Oleg

Posted on Oct 2

Three ways to fetch SQL data in Go

#go #tutorial #devops

Introduction

In this article, we explore three different approaches to fetching data from SQL databases in Golang: the standard method using JSON marshaling, a dynamic approach using maps, and an optimized method that avoids unnecessary overhead.

In my practice, there were very frequent cases where I had to retrieve data from a database with an unknown structure beforehand. This often happens in the e-commerce industry.

We will consider 3 methods of retrieving data, along with their advantages and disadvantages.

You can get all the code of the examples from the repository
https://github.com/oleg578/dbf

Data preparing

We will use the database MariaDB, because I just like this database. It has never failed me in 10 years of practice with a load of up to 500 million transactions per day with a data volume of up to 4 terabytes in e-commerce. And it’s really faster than MySQL.

Code for create MariaDB docker instance and seed test data are in https://github.com/oleg578/dbf/tree/main/db

All examples are tested on Ubuntu 24.04.1 LTS (Noble Numbat) with 11th Gen Intel Core i5–1135G7 and 16GiB RAM.

Standard way

The standard way is trivial — we fetch rows from database into array and then Marshal it into JSON struct

rs, errRs := con.QueryContext(ctx, q, numbRows)

...

 for rs.Next() {
  var dmy = Dummy{}
  if err := rs.Scan(
   &dmy.ID,
   &dmy.Product,
   &dmy.Description,
   &dmy.Price,
   &dmy.Qty,
   &dmy.Date); err != nil {
   panic(err)
  }
  result = append(result, dmy)
 }
 if err := rs.Err(); err != nil {
  panic(err)
 }
 msg, errRTJ := json.Marshal(result)
 if errRTJ != nil {
  panic(errRTJ)
 }

...

_, errOut := os.Stdout.Write(msg)
...

What about speed?
Test result:

% ./db2json_struct 10000000 1>/dev/null Elapsed time: 12631 ms, HeapAlloc = 5400.725 MB, Sys = 7099.447 MB 10000000 records read

Let’s just remember this as a starting point.

Using map way

Next we consider fetching unknown list of columns — like “SELECT * FROM …”.
The sequence of actions is simple.
Each record will be represent as map[string]interface{}, then

// create result slice
// numbRows is number of rows in result
outRows := make([]map[string]interface{}, 0, numbRows)

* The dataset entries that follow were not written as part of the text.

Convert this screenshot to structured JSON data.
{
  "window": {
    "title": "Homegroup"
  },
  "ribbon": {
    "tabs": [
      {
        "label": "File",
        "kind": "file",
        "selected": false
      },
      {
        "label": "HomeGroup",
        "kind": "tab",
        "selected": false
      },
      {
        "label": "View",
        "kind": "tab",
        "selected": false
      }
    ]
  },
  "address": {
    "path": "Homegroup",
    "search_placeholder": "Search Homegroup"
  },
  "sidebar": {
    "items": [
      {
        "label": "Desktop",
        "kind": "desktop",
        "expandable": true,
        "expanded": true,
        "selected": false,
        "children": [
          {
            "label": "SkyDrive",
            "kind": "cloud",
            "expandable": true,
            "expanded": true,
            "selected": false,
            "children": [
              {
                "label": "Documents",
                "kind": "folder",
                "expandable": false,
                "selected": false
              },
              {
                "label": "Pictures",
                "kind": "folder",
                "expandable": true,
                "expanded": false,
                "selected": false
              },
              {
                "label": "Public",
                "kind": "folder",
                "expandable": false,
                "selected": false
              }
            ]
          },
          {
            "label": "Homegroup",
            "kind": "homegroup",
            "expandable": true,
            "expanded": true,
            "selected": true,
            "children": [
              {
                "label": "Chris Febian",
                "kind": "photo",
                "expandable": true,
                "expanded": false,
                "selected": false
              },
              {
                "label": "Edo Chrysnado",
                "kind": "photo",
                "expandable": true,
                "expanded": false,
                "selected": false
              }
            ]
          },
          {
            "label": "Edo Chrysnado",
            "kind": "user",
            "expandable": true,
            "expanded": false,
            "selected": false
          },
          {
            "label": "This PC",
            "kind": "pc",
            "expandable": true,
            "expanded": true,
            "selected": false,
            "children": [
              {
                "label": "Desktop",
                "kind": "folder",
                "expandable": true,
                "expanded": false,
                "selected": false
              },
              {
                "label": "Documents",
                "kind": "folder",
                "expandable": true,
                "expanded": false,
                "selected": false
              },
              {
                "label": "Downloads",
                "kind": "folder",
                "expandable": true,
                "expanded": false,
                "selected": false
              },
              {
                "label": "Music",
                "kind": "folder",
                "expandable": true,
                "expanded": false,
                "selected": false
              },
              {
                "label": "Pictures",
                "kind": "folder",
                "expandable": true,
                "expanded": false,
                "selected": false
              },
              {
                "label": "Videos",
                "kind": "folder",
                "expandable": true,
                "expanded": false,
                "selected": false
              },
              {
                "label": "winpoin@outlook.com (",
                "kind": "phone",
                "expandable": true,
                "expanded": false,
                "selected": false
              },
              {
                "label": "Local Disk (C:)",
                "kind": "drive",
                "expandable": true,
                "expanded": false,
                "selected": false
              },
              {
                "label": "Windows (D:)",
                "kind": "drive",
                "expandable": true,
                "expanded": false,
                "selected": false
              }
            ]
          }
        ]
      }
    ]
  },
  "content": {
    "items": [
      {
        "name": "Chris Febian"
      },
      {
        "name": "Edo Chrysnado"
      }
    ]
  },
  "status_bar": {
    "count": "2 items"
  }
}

We will not serialize each record to save program execution time, and our actions are not complex.
See https://github.com/oleg578/dbf/tree/mapping/example

After fetch rows from database, we will request an slice of columns

columns, err := rs.Columns()

Create slice of values and slice of pointers for data

values := make([]interface{}, len(columns))
valuePointers := make([]interface{}, len(values))
  for i := range values {
    valuePointers[i] = &values[i]
  }

Then for each row we get the map which represent model — https://github.com/oleg578/dbf/blob/mapping/sql2json.go

func Row2Map(columns []string, values []interface{}) (map[string]interface{}, error) {
 rowMap := make(map[string]interface{})
 if len(columns) != len(values) {
  return nil, errors.New("columns and values length not equal")
 }
 for i, col := range columns {
  rowMap[col] = assignCellValue(values[i]) // we will help to typify the value
 }
 return rowMap, nil
}

func assignCellValue(val interface{}) interface{} {
 if b, ok := val.([]byte); ok {
  if floatValue, err := strconv.ParseFloat(string(b), 64); err == nil {
   return floatValue
  }
  return string(b)
 }
 return val
}

Note:
You may want to pay attention to the function assignCellValue — its purpose is to pre-assign a type to column values. Simple trick — this function tells the JSON encoder which values to accept as non-numeric.
Benchmark:
cpu: 11th Gen Intel(R) Core(TM) i5-1135G7 @ 2.40GHz BenchmarkRow2Map BenchmarkRow2Map-8 7376358 159.0 ns/op 336 B/op 2 allocs/op

Finally, execution time of our example — https://github.com/oleg578/dbf/blob/mapping/example/main.go
% ./db2json_map 10000000 1>/dev/null Elapsed time: 12152 ms, HeapAlloc = 8966.899 MB, Sys = 12248.287 MB 10000000 records read

What can we say about these results?

Benefits — We can obtain structures that are not predefined.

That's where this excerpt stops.